The last of The Four Agreements is a deceivingly simple one. “Do your best.” No matter what I write here, you already have an idea of what this phrase means. We have heard it our entire lives. I personally have written a multitude of poems with the phrase as either the focus or a recurring theme. Somehow still, it escapes us. This is because the idea of our best has been given to us, and often comes from outside sources. Most of us actually strive to do more than our best, and in doing so do not accomplish what we are capable of.
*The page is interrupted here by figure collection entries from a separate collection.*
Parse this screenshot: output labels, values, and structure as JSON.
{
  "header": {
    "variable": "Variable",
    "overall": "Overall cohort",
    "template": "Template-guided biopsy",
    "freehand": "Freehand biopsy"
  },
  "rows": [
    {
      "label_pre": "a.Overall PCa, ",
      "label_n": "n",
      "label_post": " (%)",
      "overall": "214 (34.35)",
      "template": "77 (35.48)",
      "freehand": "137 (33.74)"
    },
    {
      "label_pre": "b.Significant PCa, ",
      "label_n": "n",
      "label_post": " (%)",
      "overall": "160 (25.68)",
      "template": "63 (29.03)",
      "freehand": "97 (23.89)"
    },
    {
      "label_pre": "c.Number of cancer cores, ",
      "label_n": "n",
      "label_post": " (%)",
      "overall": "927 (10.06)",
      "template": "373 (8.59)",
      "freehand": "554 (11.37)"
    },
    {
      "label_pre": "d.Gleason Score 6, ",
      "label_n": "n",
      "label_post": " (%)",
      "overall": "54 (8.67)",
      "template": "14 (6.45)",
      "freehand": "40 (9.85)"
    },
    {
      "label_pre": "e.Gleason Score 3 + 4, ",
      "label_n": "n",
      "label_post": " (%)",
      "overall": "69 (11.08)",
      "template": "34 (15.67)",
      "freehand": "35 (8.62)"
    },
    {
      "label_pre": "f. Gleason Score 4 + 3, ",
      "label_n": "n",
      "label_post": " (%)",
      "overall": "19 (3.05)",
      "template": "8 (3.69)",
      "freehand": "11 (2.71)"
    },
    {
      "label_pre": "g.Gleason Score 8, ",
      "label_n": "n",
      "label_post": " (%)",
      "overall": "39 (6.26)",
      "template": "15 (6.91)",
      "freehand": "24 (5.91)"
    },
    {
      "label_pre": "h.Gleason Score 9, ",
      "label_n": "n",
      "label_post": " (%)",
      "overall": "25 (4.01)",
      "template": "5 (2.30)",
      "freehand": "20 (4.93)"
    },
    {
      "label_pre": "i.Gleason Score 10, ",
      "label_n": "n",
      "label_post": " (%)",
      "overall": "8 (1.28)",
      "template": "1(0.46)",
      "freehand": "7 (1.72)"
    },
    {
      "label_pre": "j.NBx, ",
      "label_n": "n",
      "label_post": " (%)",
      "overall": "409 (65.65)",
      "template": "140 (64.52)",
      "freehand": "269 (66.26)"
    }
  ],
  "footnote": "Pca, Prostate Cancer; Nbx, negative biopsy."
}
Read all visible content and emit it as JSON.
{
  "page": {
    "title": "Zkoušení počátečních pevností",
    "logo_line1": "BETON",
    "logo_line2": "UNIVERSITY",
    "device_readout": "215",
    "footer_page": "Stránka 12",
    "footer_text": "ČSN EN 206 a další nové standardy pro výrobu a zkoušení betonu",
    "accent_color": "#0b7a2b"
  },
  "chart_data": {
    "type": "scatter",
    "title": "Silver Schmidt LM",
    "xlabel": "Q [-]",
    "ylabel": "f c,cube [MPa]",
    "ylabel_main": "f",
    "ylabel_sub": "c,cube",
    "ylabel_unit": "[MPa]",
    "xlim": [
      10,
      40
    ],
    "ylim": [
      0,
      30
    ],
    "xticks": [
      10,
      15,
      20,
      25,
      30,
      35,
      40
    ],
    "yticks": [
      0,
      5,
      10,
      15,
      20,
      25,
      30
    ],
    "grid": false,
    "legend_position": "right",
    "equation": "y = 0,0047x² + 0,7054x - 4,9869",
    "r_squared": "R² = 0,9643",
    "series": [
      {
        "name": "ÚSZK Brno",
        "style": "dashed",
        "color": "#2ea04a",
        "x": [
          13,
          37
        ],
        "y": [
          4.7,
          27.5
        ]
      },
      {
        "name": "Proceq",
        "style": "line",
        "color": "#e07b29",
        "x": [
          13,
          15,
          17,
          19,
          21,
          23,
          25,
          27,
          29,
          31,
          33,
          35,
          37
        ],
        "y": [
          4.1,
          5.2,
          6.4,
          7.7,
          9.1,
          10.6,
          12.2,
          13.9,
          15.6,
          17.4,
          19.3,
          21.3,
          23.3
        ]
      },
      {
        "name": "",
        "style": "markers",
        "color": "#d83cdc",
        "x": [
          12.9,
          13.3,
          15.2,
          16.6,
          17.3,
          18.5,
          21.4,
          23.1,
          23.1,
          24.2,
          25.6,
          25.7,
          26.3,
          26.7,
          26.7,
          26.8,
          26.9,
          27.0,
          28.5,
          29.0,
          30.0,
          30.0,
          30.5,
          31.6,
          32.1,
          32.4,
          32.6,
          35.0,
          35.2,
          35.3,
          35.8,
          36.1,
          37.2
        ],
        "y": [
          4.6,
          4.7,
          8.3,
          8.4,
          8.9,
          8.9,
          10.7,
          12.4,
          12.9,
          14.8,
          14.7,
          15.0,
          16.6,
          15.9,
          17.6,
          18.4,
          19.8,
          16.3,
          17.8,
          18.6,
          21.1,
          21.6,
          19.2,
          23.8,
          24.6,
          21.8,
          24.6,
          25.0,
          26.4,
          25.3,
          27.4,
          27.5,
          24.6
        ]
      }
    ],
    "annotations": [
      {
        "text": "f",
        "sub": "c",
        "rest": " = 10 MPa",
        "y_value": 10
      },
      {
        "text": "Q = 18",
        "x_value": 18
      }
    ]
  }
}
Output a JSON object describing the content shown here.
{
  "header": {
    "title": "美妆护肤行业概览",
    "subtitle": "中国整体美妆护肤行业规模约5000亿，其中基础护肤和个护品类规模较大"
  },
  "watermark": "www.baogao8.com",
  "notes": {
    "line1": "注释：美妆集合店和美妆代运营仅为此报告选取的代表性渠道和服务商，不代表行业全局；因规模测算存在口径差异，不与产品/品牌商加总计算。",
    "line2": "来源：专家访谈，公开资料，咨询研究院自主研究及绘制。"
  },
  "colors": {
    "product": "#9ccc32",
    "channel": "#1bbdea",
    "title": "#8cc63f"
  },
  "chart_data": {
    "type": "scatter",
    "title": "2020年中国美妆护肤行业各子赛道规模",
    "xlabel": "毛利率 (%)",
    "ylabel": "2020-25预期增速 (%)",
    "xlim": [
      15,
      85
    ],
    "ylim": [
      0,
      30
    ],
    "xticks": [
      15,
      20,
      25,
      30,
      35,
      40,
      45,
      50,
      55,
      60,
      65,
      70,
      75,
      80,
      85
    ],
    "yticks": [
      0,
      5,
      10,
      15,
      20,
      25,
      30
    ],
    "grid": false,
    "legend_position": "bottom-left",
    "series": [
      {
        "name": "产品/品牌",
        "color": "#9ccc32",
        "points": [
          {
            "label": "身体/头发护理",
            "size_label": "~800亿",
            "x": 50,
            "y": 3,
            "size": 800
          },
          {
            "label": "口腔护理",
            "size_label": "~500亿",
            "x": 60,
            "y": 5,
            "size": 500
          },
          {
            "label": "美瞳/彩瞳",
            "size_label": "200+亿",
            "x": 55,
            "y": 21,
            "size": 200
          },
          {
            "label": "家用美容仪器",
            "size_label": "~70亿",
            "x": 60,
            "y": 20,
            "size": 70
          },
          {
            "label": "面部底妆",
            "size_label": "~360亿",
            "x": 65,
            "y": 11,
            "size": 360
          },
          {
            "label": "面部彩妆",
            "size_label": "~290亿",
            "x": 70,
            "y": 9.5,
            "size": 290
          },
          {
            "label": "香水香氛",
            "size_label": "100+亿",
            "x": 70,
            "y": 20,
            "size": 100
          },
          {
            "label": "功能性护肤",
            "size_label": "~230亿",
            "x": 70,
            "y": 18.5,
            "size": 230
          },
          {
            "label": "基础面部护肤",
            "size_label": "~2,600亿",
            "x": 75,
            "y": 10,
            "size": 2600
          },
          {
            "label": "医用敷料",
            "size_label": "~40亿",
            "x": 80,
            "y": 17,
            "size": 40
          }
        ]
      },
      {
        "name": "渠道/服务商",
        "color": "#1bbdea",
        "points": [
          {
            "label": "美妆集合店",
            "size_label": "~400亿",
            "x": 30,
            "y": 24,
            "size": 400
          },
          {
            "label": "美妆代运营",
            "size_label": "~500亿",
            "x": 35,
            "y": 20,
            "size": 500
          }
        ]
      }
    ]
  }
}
We try too hard to push ourselves past our limits and produce, or capitalize, on our lives, that we forget what our best truly is. We misunderstand our innate capability and purpose, and push ourselves to be something we are not. Our best is who we are, the being that exists. With this being said, we can see that, not only is Earth the last remaining element, but it is also the element that fits perfectly with this, almost cliche phrase. We have heard it so frequently, and just as frequently we have misinterpreted its truest meaning. Just as earth is stable, unmoving, nurturing and formidable, the planet itself is always moving at a consistent speed. The cycles of the world move consistently through the seasons of the year without missing a beat. The many aspects of life around us that would fall apart if one of them were missing, continue because that is their nature. That is the state of being. The earth remains stable and consistent at the speed that maintains everything, just as we will maintain each of these agreements if we remember to do our best, not more, not less.
I tried hard not to summarize every single point made in The Four Agreements By Don Miguel Ruiz, but there was so much incredible information that I wanted to be able to bring at least some of the powerful analogies and imagery to this post, in hopes that we could more clearly see the relation to our own elemental philosophy.